Le très long rapport de la Chambre des Comptes Auvergne-Rhône-Alpes sur l’association Prioriterre pose de nouveau de nombreuses interrogations. L’examen des magistrats des Comptes intervient pour une période assez longue de quatre années après la commission des irrégularités. C’est dire qu’avant l’examen de la Chambre, de nombreuses barrières auraient dû prévenir des dysfonctionnements nombreux.
Des collectivités ont versé des subventions importantes, sans exercer de contrôle. Un élu a prêté de l’argent à l’association alors qu’il votait des délibérations concernant cette dernière. Des entreprises étaient adhérentes d’une association qui prodiguait des conseils sans que la Cour ait la preuve de la confidentialité des informations recueillies. Des sommes correspondant à des adhésions ou à des subventions n’ont pas été imputées sur les bons postes, ce qui a faussé les critères d’attribution de nouvelles subventions
Le rapport de la Chambre se termine par des recommandations qui arrivent tardivement et qui n’ont d’autre intérêt, espérons-le, qu’un retour à la norme. On sait que ces recommandations n’ont rien d’obligatoire. Elles ont la valeur floue d’un feu orange sur la route et pas celle d’un feu rouge. Elles n’entrainent aucune sanction, comme de remboursement de sommes indues, ce qui est la règle dans de nombreux secteurs pour des particuliers ou des entreprises. On sait qu’à défaut d’actes potentiellement délictueux, les observations des juridictions des Comptes ne sont souvent pas suivies d’effet.

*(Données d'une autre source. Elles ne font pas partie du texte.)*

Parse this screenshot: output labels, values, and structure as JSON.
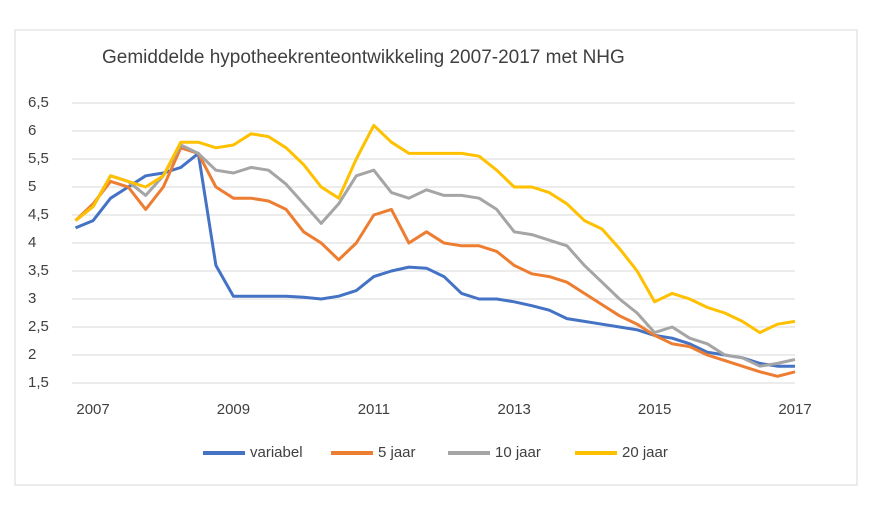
{
  "chart_data": {
    "type": "line",
    "title": "Gemiddelde hypotheekrenteontwikkeling 2007-2017 met NHG",
    "x": [
      2006.75,
      2007,
      2007.25,
      2007.5,
      2007.75,
      2008,
      2008.25,
      2008.5,
      2008.75,
      2009,
      2009.25,
      2009.5,
      2009.75,
      2010,
      2010.25,
      2010.5,
      2010.75,
      2011,
      2011.25,
      2011.5,
      2011.75,
      2012,
      2012.25,
      2012.5,
      2012.75,
      2013,
      2013.25,
      2013.5,
      2013.75,
      2014,
      2014.25,
      2014.5,
      2014.75,
      2015,
      2015.25,
      2015.5,
      2015.75,
      2016,
      2016.25,
      2016.5,
      2016.75,
      2017
    ],
    "series": [
      {
        "name": "variabel",
        "color": "#4472c4",
        "values": [
          4.27,
          4.4,
          4.8,
          5.0,
          5.2,
          5.25,
          5.35,
          5.6,
          3.6,
          3.05,
          3.05,
          3.05,
          3.05,
          3.03,
          3.0,
          3.05,
          3.15,
          3.4,
          3.5,
          3.57,
          3.55,
          3.4,
          3.1,
          3.0,
          3.0,
          2.95,
          2.88,
          2.8,
          2.65,
          2.6,
          2.55,
          2.5,
          2.45,
          2.35,
          2.3,
          2.2,
          2.05,
          2.0,
          1.95,
          1.85,
          1.8,
          1.8
        ]
      },
      {
        "name": "5 jaar",
        "color": "#ed7d31",
        "values": [
          4.4,
          4.7,
          5.1,
          5.0,
          4.6,
          5.0,
          5.7,
          5.6,
          5.0,
          4.8,
          4.8,
          4.75,
          4.6,
          4.2,
          4.0,
          3.7,
          4.0,
          4.5,
          4.6,
          4.0,
          4.2,
          4.0,
          3.95,
          3.95,
          3.85,
          3.6,
          3.45,
          3.4,
          3.3,
          3.1,
          2.9,
          2.7,
          2.55,
          2.35,
          2.2,
          2.15,
          2.0,
          1.9,
          1.8,
          1.7,
          1.62,
          1.7
        ]
      },
      {
        "name": "10 jaar",
        "color": "#a5a5a5",
        "values": [
          4.4,
          4.65,
          5.2,
          5.1,
          4.85,
          5.2,
          5.75,
          5.6,
          5.3,
          5.25,
          5.35,
          5.3,
          5.05,
          4.7,
          4.35,
          4.7,
          5.2,
          5.3,
          4.9,
          4.8,
          4.95,
          4.85,
          4.85,
          4.8,
          4.6,
          4.2,
          4.15,
          4.05,
          3.95,
          3.6,
          3.3,
          3.0,
          2.75,
          2.4,
          2.5,
          2.3,
          2.2,
          2.0,
          1.95,
          1.8,
          1.85,
          1.92
        ]
      },
      {
        "name": "20 jaar",
        "color": "#ffc000",
        "values": [
          4.4,
          4.65,
          5.2,
          5.1,
          5.0,
          5.2,
          5.8,
          5.8,
          5.7,
          5.75,
          5.95,
          5.9,
          5.7,
          5.4,
          5.0,
          4.8,
          5.5,
          6.1,
          5.8,
          5.6,
          5.6,
          5.6,
          5.6,
          5.55,
          5.3,
          5.0,
          5.0,
          4.9,
          4.7,
          4.4,
          4.25,
          3.9,
          3.5,
          2.95,
          3.1,
          3.0,
          2.85,
          2.75,
          2.6,
          2.4,
          2.55,
          2.6
        ]
      }
    ],
    "xlim": [
      2006.7,
      2017
    ],
    "xticks": [
      2007,
      2009,
      2011,
      2013,
      2015,
      2017
    ],
    "ylim": [
      1.5,
      6.5
    ],
    "yticks": [
      {
        "value": 1.5,
        "label": "1,5"
      },
      2,
      {
        "value": 2.5,
        "label": "2,5"
      },
      3,
      {
        "value": 3.5,
        "label": "3,5"
      },
      4,
      {
        "value": 4.5,
        "label": "4,5"
      },
      5,
      {
        "value": 5.5,
        "label": "5,5"
      },
      6,
      {
        "value": 6.5,
        "label": "6,5"
      }
    ],
    "grid": true,
    "legend": "bottom"
  }
}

Car les termes irrégularités ou non conformité à la loi n’ont aucune conséquence. On doit au contraire imaginer que les irrégularités soient précisément décrites et recensées dans les conclusions du rapport, comme dans un jugement digne de ce nom.
Le fait que des irrégularités soient relevées, dans une structure d’une certaine importance capable de recourir à des conseils compétents, sur des montants d’un certain volume, devrait permettre de pénaliser les structures incriminées, qu’elles aient accordé des fonds ou qu’elles en aient bénéficié.
Les collectivités qui ont versé sans vérification des fonds publics devraient être sanctionnées en recevant moins de fonds de l’État. L’État par la Dotation globale de fonctionnement, ne saurait aider indistinctement les collectivités bien gérées et celles qui ne le sont objectivement pas. La qualité de la gestion doit être prise en compte par l’Etat dans l’utilisation qu’il fait lui-même de l’argent public qui lui est confié.
Les structures qui ont reçu de l’argent public d’une manière irrégulière devraient être invitées à rembourser une partie des fonds reçus et privées de la possibilité de solliciter de nouveaux financements. C’est ce qu’on appelle la peur du gendarme qui pour le moment sur le route mais pas dans la circulation de l’argent!
La perspective d’un rapport relevant des sanctions applicables, connues des parties prenantes de l’association, adhérents, administrateurs, dirigeants, salariés, aurait un effet dissuasif donc préventif. Chacune des parties prenantes aurait intérêt à veiller au respect des règles. On voit que la lutte contre le fraude dans le domaine social ou fiscal, commence à payer. Il est temps de mettre plus de rigueur ( qui n’a rien à voir avec l’austérité) dans la gestion durable des fonds publics.
Ne pas agir, c’est plus grave que tolérer un mésusage de l’argent du citoyen. C’est autoriser et donc encourager, une inégalité de fait entre structures (donnant ou recevant) bien gérées et celles qui ne le sont pas. C’est laisser s’instaurer une concurrence déloyale entre structures respectueuses des règles et structures peu respectueuses. C’est laisser bénéficier d’un avantage compétitif définitivement acquis, jamais repris, qui n’a rien à voir avec la justice des comptes.